How to Train Power Like a Swimmer

Few would argue that swimmers need to be fast and powerful, extremely powerful! You simply don’t swim fast without a huge amount of power. Like seemingly everything in swimming, there are a number of factors that affect the swimmer’s ability to either gain high levels of power or apply that power to the water. Factors such as poor gym work including a lack of training understanding or poor choice of exercises, the development of the athlete in terms of growth, maturation and training age, the individuality of the athletes such as sex, body type, size, genetic make up as well as swimming specific factors like catch, feel and body position.

So, as we aren’t the pool coaches let’s focus on the stuff we can actually influence, the gym work! Power is built on top of high levels of strength work, you can’t really get that powerful if you aren’t strong. A swimmer who Trapbar Deadlifts 100kg will likely have a greater potential to generate more power compared to an athlete that lifts 50kg. The same is true of the upper body, a swimmer who can perform Pull Ups with 25kg will likely be able to generate more power compared to a swimmer who cannot perform Pull Ups. Power is essentially how much of that strength reserve you can use and apply within the context of your sport.

Once a sufficient level of strength of achieved by the athlete, we can start to shift training to a power focus. We do this in a number of ways but one favourite is the Overhead Medicine Ball Slam.

Demonstration of an Overhead Medicine Ball Slam.
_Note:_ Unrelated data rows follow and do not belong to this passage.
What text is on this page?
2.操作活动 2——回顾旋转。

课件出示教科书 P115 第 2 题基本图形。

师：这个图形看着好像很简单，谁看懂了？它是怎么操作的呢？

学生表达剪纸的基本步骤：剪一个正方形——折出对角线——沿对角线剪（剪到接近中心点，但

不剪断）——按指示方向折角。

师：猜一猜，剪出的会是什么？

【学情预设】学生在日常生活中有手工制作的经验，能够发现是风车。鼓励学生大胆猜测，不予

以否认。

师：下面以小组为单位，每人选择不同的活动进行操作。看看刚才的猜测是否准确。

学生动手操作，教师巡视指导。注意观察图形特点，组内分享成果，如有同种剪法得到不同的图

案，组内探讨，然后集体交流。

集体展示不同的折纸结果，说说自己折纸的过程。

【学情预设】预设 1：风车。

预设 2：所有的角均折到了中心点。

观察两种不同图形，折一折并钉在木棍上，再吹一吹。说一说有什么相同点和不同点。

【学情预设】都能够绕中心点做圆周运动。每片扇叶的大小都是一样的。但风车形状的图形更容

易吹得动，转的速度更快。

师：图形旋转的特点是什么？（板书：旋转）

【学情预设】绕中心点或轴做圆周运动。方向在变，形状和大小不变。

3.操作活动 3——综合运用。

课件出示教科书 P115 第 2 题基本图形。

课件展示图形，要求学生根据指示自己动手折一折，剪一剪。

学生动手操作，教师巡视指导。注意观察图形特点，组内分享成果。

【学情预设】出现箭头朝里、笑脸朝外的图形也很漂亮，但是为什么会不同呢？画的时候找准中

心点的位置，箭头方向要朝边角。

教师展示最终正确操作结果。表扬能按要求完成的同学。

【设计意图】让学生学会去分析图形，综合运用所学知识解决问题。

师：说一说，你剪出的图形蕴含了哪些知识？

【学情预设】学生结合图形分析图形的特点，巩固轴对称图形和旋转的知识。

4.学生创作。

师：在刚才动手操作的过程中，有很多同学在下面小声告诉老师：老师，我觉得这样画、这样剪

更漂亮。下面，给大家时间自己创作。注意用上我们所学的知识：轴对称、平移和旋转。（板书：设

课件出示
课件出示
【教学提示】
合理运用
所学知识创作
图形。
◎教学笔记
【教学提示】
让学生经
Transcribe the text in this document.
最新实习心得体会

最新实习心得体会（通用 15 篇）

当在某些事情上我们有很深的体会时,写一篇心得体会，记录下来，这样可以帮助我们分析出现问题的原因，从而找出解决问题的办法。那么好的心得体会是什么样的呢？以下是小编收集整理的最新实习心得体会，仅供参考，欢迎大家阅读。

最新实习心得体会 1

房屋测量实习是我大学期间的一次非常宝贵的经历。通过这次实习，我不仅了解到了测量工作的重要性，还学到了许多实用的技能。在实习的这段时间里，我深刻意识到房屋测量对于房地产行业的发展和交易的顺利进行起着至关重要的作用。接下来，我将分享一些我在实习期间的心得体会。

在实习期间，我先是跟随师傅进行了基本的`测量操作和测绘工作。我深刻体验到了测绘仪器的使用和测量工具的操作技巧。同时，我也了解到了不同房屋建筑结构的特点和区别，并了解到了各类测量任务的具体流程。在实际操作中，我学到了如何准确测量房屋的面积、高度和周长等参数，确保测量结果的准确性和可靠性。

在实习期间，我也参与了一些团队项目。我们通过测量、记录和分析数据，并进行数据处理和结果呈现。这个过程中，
Allows the athlete to produce high levels of power output from the shoulder.

Some things to consider:

  1. This is an upper body exercise, try not to use the trunk to assist. The power needs to come from the shoulders.

  2. Allow the athlete to stretch out prior to slamming the medicine ball to reinforce long and strong position.

  3. Chest and head remains facing forward, not crunching over. Looking down encourages this.

  4. Use of external cues to paint a picture in the athletes mind to be powerful and aggressive. Crack the floor. Break the ball.

  5. Ensure safety of the training environment. Clean floor, space all around the athlete.